- Presented by: Jay Johnson Chad Lowe
- Announcer: Dick Patterson
- Music by: Score Productions
- Country of origin: United States
- No. of episodes: 45 (1979)

Production
- Running time: 22 minutes
- Production company: Fein-Schwartz Productions

Original release
- Network: Syndicated (daily, 1979) AMC (2005)
- Release: January 1979 – June 24, 2005

= Celebrity Charades =

Celebrity Charades is a game show that originally aired from January to September 1979 as a syndicated series throughout the United States.

==Original version==
The original version was hosted by Jay Johnson, along with his dummy Squeaky, and Dick Patterson was the announcer. The series was modeled after Stump The Stars, which itself is a successor of the long-running Pantomime Quiz of the 1950s.

Much like the earlier versions, the show consisted of two teams of four celebrities attempting to act out comedic phrases, each within 75 seconds instead of two minutes like in prior versions. The team who guessed all their phrases in the least amount of time won $500 for their favorite charity. In the event of a tie, teams got only $250 each towards their charity.
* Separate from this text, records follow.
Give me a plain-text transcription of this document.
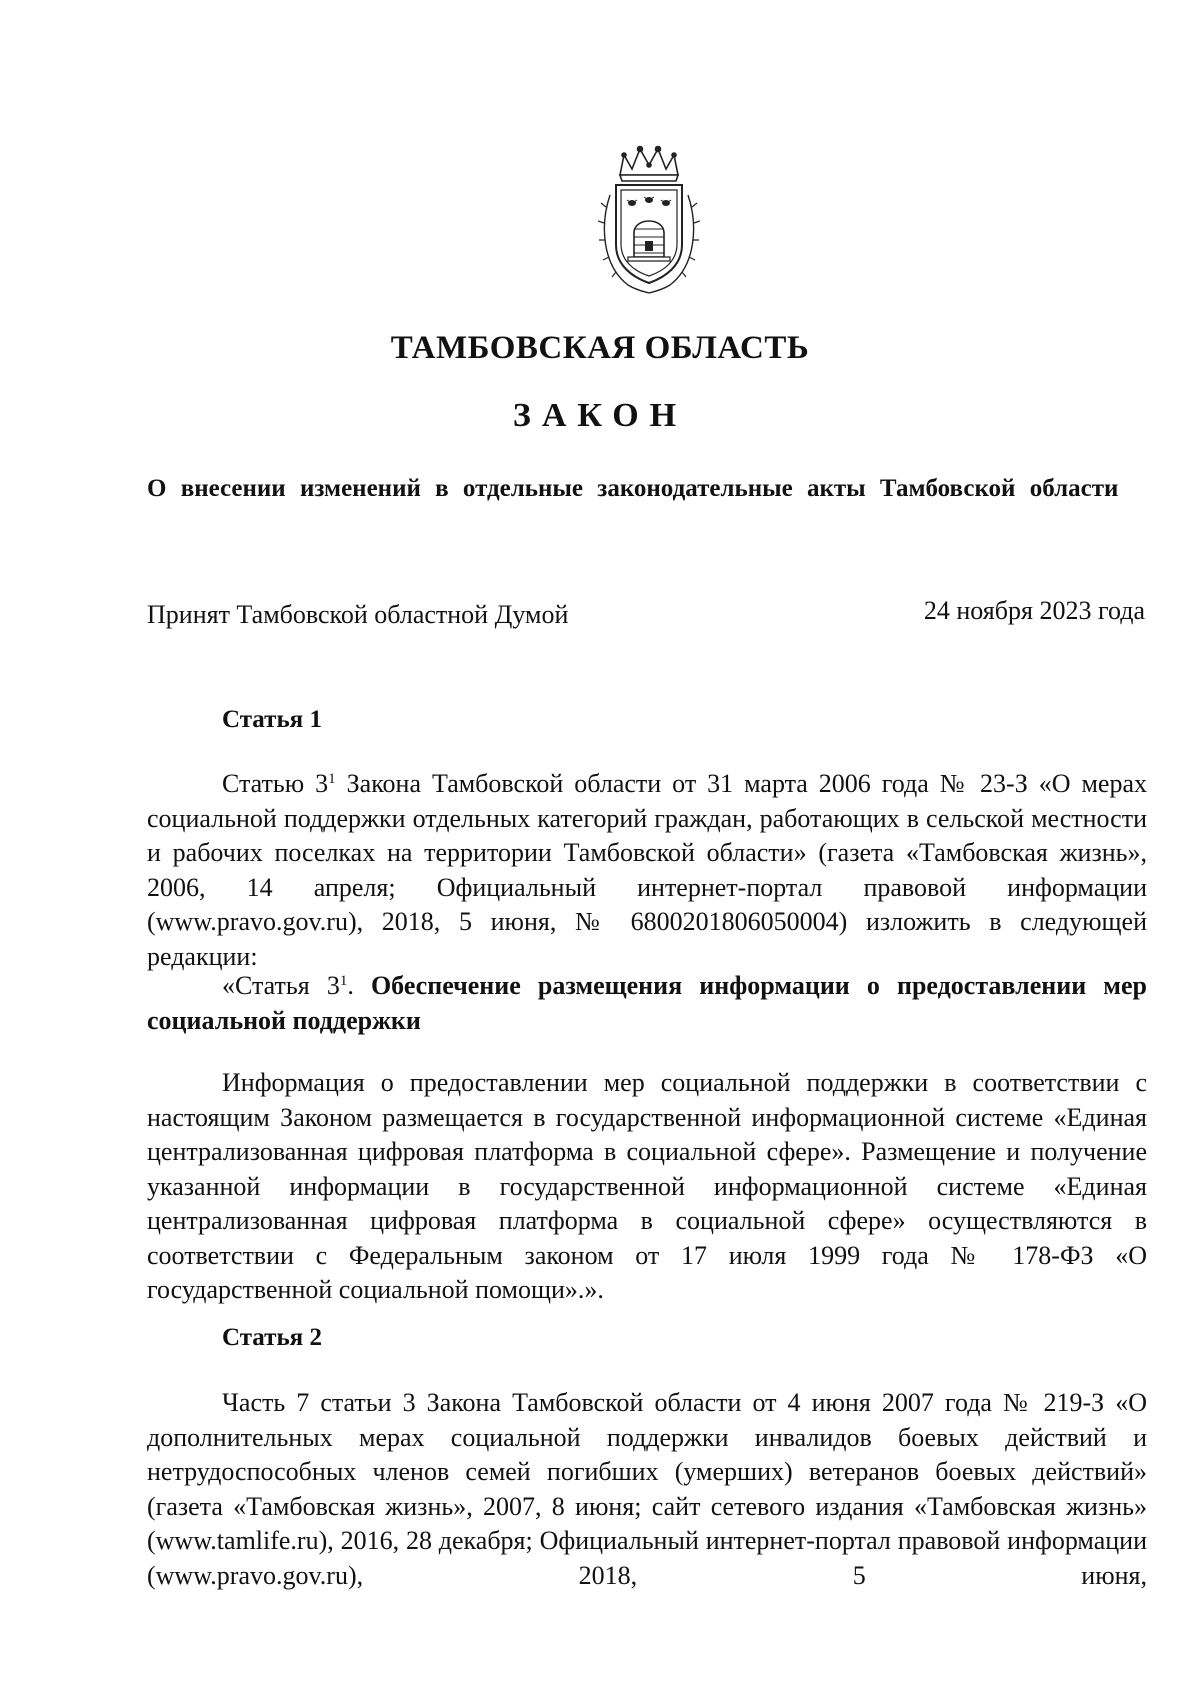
ТАМБОВСКАЯ ОБЛАСТЬ
ЗАКОН
О внесении изменений в отдельные законодательные акты Тамбовской области
Принят Тамбовской областной Думой	24 ноября 2023 года
Статья 1

Статью $3^1$ Закона Тамбовской области от 31 марта 2006 года № 23-З «О мерах социальной поддержки отдельных категорий граждан, работающих в сельской местности и рабочих поселках на территории Тамбовской области» (газета «Тамбовская жизнь», 2006, 14 апреля; Официальный интернет-портал правовой информации (www.pravo.gov.ru), 2018, 5 июня, № 6800201806050004) изложить в следующей редакции:

«Статья $3^1$. Обеспечение размещения информации о предоставлении мер социальной поддержки

Информация о предоставлении мер социальной поддержки в соответствии с настоящим Законом размещается в государственной информационной системе «Единая централизованная цифровая платформа в социальной сфере». Размещение и получение указанной информации в государственной информационной системе «Единая централизованная цифровая платформа в социальной сфере» осуществляются в соответствии с Федеральным законом от 17 июля 1999 года № 178-ФЗ «О государственной социальной помощи».».

Статья 2

Часть 7 статьи 3 Закона Тамбовской области от 4 июня 2007 года № 219-З «О дополнительных мерах социальной поддержки инвалидов боевых действий и нетрудоспособных членов семей погибших (умерших) ветеранов боевых действий» (газета «Тамбовская жизнь», 2007, 8 июня; сайт сетевого издания «Тамбовская жизнь» (www.tamlife.ru), 2016, 28 декабря; Официальный интернет-портал правовой информации (www.pravo.gov.ru), 2018, 5 июня,
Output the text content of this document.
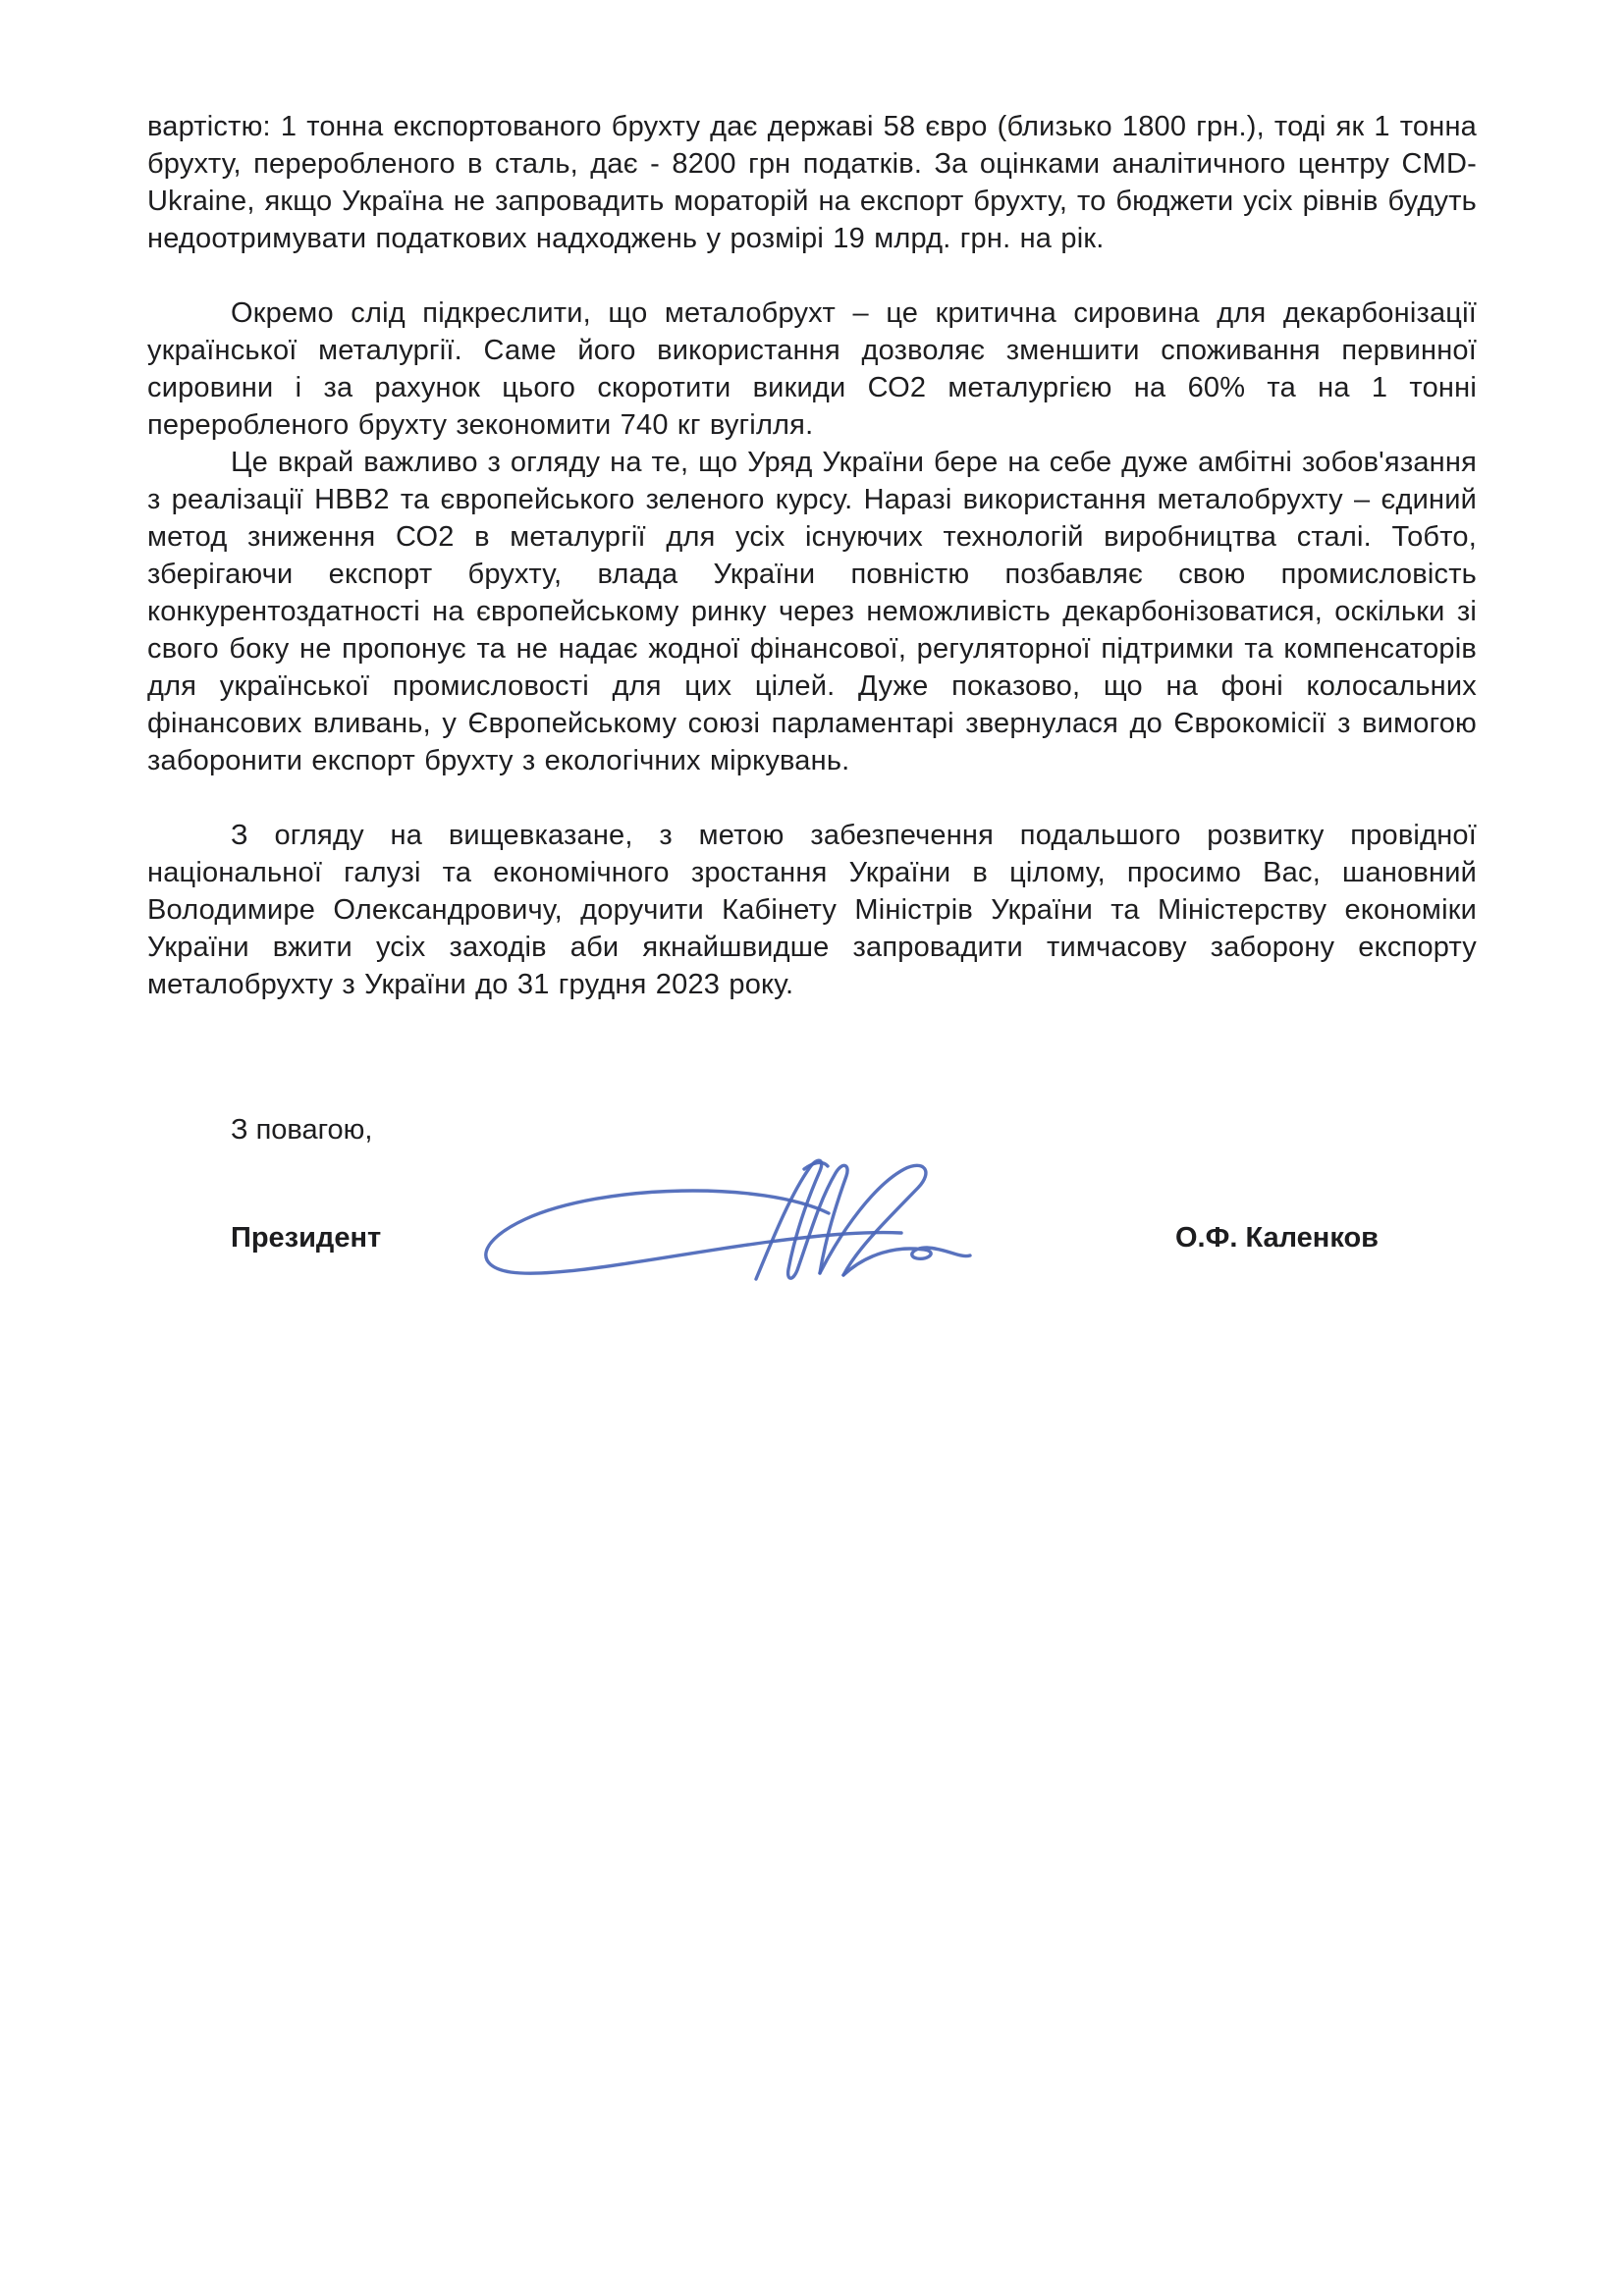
вартістю: 1 тонна експортованого брухту дає державі 58 євро (близько 1800 грн.), тоді як 1 тонна брухту, переробленого в сталь, дає - 8200 грн податків. За оцінками аналітичного центру CMD-Ukraine, якщо Україна не запровадить мораторій на експорт брухту, то бюджети усіх рівнів будуть недоотримувати податкових надходжень у розмірі 19 млрд. грн. на рік.

Окремо слід підкреслити, що металобрухт – це критична сировина для декарбонізації української металургії. Саме його використання дозволяє зменшити споживання первинної сировини і за рахунок цього скоротити викиди СО2 металургією на 60% та на 1 тонні переробленого брухту зекономити 740 кг вугілля.

Це вкрай важливо з огляду на те, що Уряд України бере на себе дуже амбітні зобов'язання з реалізації НВВ2 та європейського зеленого курсу. Наразі використання металобрухту – єдиний метод зниження СО2 в металургії для усіх існуючих технологій виробництва сталі. Тобто, зберігаючи експорт брухту, влада України повністю позбавляє свою промисловість конкурентоздатності на європейському ринку через неможливість декарбонізоватися, оскільки зі свого боку не пропонує та не надає жодної фінансової, регуляторної підтримки та компенсаторів для української промисловості для цих цілей. Дуже показово, що на фоні колосальних фінансових вливань, у Європейському союзі парламентарі звернулася до Єврокомісії з вимогою заборонити експорт брухту з екологічних міркувань.

З огляду на вищевказане, з метою забезпечення подальшого розвитку провідної національної галузі та економічного зростання України в цілому, просимо Вас, шановний Володимире Олександровичу, доручити Кабінету Міністрів України та Міністерству економіки України вжити усіх заходів аби якнайшвидше запровадити тимчасову заборону експорту металобрухту з України до 31 грудня 2023 року.

З повагою,

Президент	О.Ф. Каленков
The series was produced by Fein-Schwartz Productions, in association with Columbia Pictures Television. Music was provided by Score Productions, and would be recycled for other game shows: a re-arranged version of a commercial cue later became the theme to Mindreaders, hosted by Dick Martin of Rowan & Martin's Laugh-In fame, which in turn, was also the theme for an unsold 1980's pilot called Puzzlers hosted by future Wheel of Fortune star Pat Sajak and was used as the theme called Claim to Fame, produced by Carleton Productions in association with Goodson-Todman Productions, hosted by Mike McManus, it aired exclusively in Canada on CTV from 1981 until 1982. Additionally, a re-arranged version of the main theme with a faster tempo was used during the pricing game Switcheroo on the Tom Kennedy version of The Price Is Right, which was previously used as the theme for an unsold game show pilot called Babble (also hosted by Kennedy) in 1984.

==AMC version==
The second (and most recent) version aired five episodes from June 20 to 24, 2005 on the AMC television network in the United States. The show stemmed from a private series of parties hosted by actor Chad Lowe and his then-wife, actress Hilary Swank.

===Gameplay===
On the show, celebrity teams of five were sent into two separate rooms. In each round of play, a set of five movie titles to be guessed are predetermined by the producers. One person from each team is given the first title; then each must run to a section of the house where his/her teammates are waiting, then pantomime the title. The team member who guesses correctly subsequently runs to the central location where someone is waiting with the second answer to be guessed. This goes on for five answers. When all answers are guessed, the team must come up with the common theme that chains the answers together. The first team to do so wins the round.

There is no prize awarded to the winner. Instead, all participants agreed to donate their appearance fee to a charity of their choice.

==Episode status==
The first three episodes (all with the same celebrities) were aired by GSN in the fall of 1997, after which the show was pulled off the schedule for unknown reasons, although a random episode from later in the show's run was aired as a GSN Game of the Week in 1999.

The AMC version exists in its entirety.